Well, that shift started to happen with the appearance of be-bop. During the swing era people could dance to the music and people like to dance. But be-bop musicians like Kenny Clark, Charlie Parker, Thelonius Monk, Dizzy, Bud Powell and many more, well, they were so against swing. They choose tempos that were extremely fast and people couldn’t dance. And Kenny and Max Roach were coming out with the accents that people didn’t know how to react to. So, that was the beginning of the divorce in late forties and early fifties and it went on and it was surprising and that’s how jazz became the art form. But it’s not something that occurred only in connection of jazz; For instance, Shubert and Hugo Wolf wrote art songs while others wrote pop songs. The same thing can be applied to the blues forms and other music as well. So, the musicians who played be-bop started to divorce from the public and next moment, for example in case of “It Takes Two to Tango” you needd a collaboration of the audience to understand what the artist was doing. Things like that happens in the history of music.

You travel a lot and sometimes you meet the orchestra you are going to perform with for the first time; I believe you already met the Georgian musicians yesterday; what were your feelings during your first encounter?
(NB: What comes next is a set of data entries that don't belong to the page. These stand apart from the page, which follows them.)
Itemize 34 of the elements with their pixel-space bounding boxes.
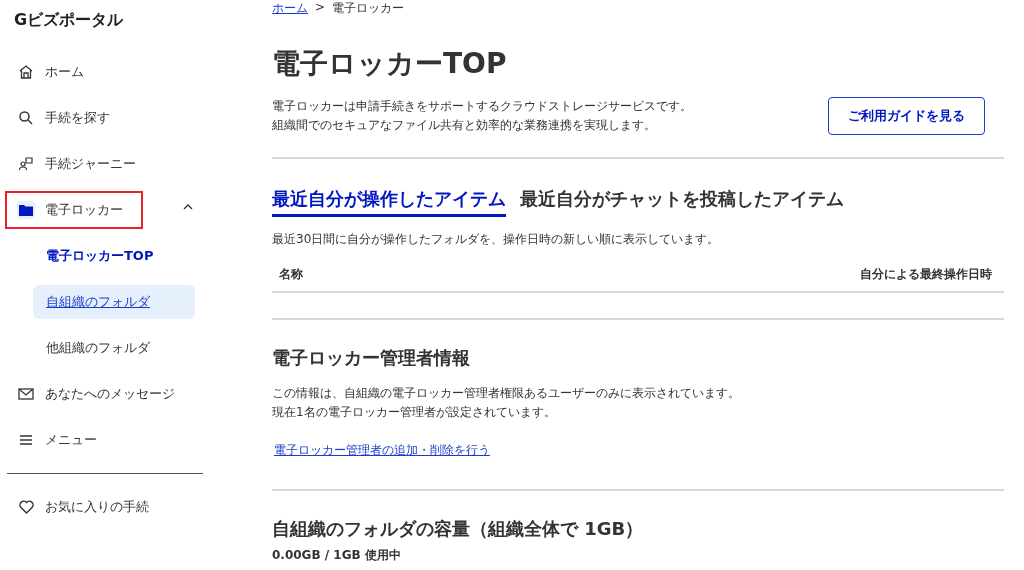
section-title: 自組織のフォルダの容量（組織全体で 1GB）	[272, 517, 645, 541]
nav-item[interactable]: メニュー	[7, 423, 141, 457]
column-header: 名称	[279, 266, 303, 283]
home-icon	[17, 63, 35, 81]
nav-item[interactable]: 手続ジャーニー	[7, 147, 146, 181]
breadcrumb-current: 電子ロッカー	[332, 0, 405, 15]
breadcrumb-link[interactable]: ホーム	[272, 0, 308, 15]
nav-subitem[interactable]: 電子ロッカーTOP	[33, 239, 195, 273]
page-description: 電子ロッカーは申請手続きをサポートするクラウドストレージサービスです。 組織間でのセキュアなファイル共有と効率的な業務連携を実現します。	[272, 98, 692, 134]
nav-item[interactable]: 手続を探す	[7, 101, 141, 135]
guide-button[interactable]: ご利用ガイドを見る	[828, 97, 985, 135]
section-title: 電子ロッカー管理者情報	[272, 346, 471, 370]
nav-item[interactable]: お気に入りの手続	[7, 490, 159, 524]
recent-note: 最近30日間に自分が操作したフォルダを、操作日時の新しい順に表示しています。	[272, 231, 721, 248]
heart-icon	[17, 498, 35, 516]
nav-item[interactable]: 電子ロッカー	[7, 193, 141, 227]
page-title: 電子ロッカーTOP	[272, 46, 508, 82]
tab[interactable]: 最近自分が操作したアイテム	[272, 187, 506, 217]
tab[interactable]: 最近自分がチャットを投稿したアイテム	[520, 187, 844, 217]
nav-subitem[interactable]: 自組織のフォルダ	[33, 285, 195, 319]
people-icon	[17, 155, 35, 173]
portal-logo: Gビズポータル	[14, 10, 125, 31]
breadcrumb-separator: >	[315, 0, 326, 15]
admin-link[interactable]: 電子ロッカー管理者の追加・削除を行う	[274, 443, 490, 457]
search-icon	[17, 109, 35, 127]
nav-item[interactable]: ホーム	[7, 55, 141, 89]
nav-subitem[interactable]: 他組織のフォルダ	[33, 331, 195, 365]
column-header: 自分による最終操作日時	[860, 266, 992, 283]
usage-text: 0.00GB / 1GB 使用中	[272, 547, 402, 564]
mail-icon	[17, 385, 35, 403]
admin-text: この情報は、自組織の電子ロッカー管理者権限あるユーザーのみに表示されています。 現在1名の電子ロッカー管理者が設定されています。	[272, 385, 741, 421]
folder-icon	[17, 201, 35, 219]
nav-item[interactable]: あなたへのメッセージ	[7, 377, 185, 411]
chevron-up-icon[interactable]	[183, 204, 193, 210]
Well it’s like a blind date when I was young and I dated a girl I didn’t know. You always hope for the best. We had a good experience yesterday; The Orchestra welcomed me warmly. Initially, the musicians in the orchestra were a bit shocked like in all orchestras when they are exposed to the music and the style of music they never played before. But then they liked it and they had to work hard to get it straight and that’s the purpose of the rehearsal; to make progress. This evening we have our second rehearsal so by time of the concert I hope it’s going to be all right.
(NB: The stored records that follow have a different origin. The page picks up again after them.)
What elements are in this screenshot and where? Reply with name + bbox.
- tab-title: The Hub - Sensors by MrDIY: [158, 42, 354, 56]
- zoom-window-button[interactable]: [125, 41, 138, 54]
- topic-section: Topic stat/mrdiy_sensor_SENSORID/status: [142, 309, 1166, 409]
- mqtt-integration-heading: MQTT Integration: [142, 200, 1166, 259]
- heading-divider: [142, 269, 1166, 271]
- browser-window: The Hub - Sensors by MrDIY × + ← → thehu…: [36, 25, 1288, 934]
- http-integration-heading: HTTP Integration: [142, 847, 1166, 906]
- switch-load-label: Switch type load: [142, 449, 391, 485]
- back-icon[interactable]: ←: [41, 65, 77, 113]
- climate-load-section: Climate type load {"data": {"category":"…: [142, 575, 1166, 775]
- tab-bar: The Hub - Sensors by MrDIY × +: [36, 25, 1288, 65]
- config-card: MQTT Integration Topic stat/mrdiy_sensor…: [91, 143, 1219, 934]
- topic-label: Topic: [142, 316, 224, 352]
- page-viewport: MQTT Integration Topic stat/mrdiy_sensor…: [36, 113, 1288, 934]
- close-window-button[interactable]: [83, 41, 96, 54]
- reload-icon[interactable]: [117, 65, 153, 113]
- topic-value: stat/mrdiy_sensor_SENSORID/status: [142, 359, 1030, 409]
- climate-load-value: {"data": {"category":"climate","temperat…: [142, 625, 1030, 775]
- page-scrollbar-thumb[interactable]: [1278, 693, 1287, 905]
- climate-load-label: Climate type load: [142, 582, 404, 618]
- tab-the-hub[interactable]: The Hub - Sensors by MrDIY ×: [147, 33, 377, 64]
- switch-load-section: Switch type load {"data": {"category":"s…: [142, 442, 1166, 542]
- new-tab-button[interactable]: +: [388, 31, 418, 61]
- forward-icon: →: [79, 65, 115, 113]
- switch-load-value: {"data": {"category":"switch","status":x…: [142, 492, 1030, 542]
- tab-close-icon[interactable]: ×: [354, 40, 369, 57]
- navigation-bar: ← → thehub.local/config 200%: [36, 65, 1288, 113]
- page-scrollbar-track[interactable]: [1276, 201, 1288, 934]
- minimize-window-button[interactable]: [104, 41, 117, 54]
What is the difference between a kid who spent countless hours in Buenos Aires cinemas and a man who writes soundtracks for the films; are you still a movie buff?

Oh yes. Well, I like all good movies. I’ve been a movie buff since I was a child. I don’t know, but for some reason I’m not a snob and I selected the two arts of the 20th century: Jazz and films. A person who helped me when I was a child was my father who was a concert master of Buenos Aires Philharmonics. We had opera seasons and I went to see a lot of opera. And I was very touched by what was going on there.Some of them were fantastic and sometimes scary. I still have nightmares when I think of some scenes in Donizatti’s “Lucia de la Mermoul.” One thing I feel grateful for is that I learned not only music but also the dramatic aspects of music, – drama, tragedy or comedy that helped me to write music for films. So, today I react the same way. I’m still a movie buff. I remember I saw Fellini’s “La Strada” when I was a student in Paris and I went to see Alexander Nevsky many times because of Prokofief’s collaboration with Eisenstein. Sometimes I also go and watch horror movies or B-movies. I like the music there and I went to see movies 14-15 times for audio-visual context, to see what contribution music makes to the images.

Well, and the last one is: What are your expectations and what’s going to happen tomorrow?

Oh, I’m not a prophet. I’m optimistic and after the rehearsal we did yesterday I’m pretty sure that it’s going to be great. Now, I can not give you any guarantee because as I said I’m not a prophet but I have the expectation that we are going to have a good time.